Varick and Sonja’s peaceful, hard-working life is disrupted, though, when Sonja’s widowed father – a big-shot London arts critic and television presenter – arrives to live on the estate with his new young trophy wife Elaine, a gorgeous creature dressed in an array of eye-popping Quant-style fashions. Add to the mix the handsome 40-ish doctor, Michael, with his passion for the environment and his drink problem, and you have a fine brew of late-Sixties love, politics and social change, nicely matched to Chekhov’s original play.
The question is whether this glimpse of a time long gone, evoked through a few references in the script and a vintage record-player on stage, really speaks to us in the year 2014.

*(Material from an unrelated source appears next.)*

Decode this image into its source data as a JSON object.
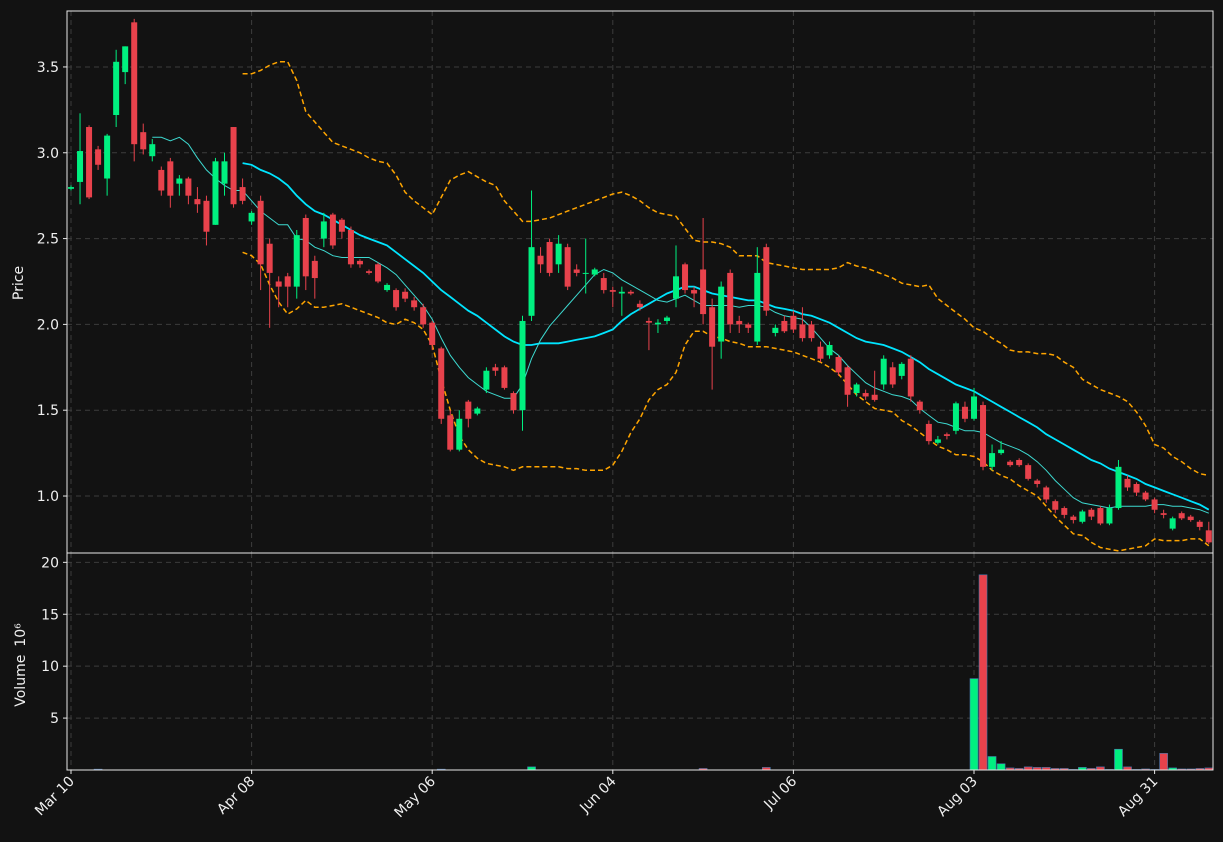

And despite the excellence of the cast Michael Emans has assembled, the answer seems to be both yes and no. Jessica Brettle’s picture-frame set looks gorgeous at the outset, but sooon becomes far more claustrophobic than the play itself.
The performances are wildly variable, with Ashley Smith superb and moving as Sonja, Selina Boyack in fine form as Elaine, George Anton oddly awkward as the doctor, and Jimmy Chisholm beginning on an uncertain, tongue-tied note as Varick, only to mature towards greatness in the closing scenes.
The show isn’t much helped, either, by David Anderson’s uncomfortable between-scenes renderings of hits from the Beatles’ Rubber Soul, in the role of estate tenant Willie John.
In the end, Chekhov’s final scenes shine through, in all their mighty longing and sadness. That, though, is all about the old magic of fine actors getting to grips with this greatest of plays about human disappointment and loss. All the rest is just window-dressing, whether a century ago, in the 1960s, or today.
Seen on 01.05.14
• King’s Theatre, Edinburgh, 7-10 May and on tour 12 May-6 June.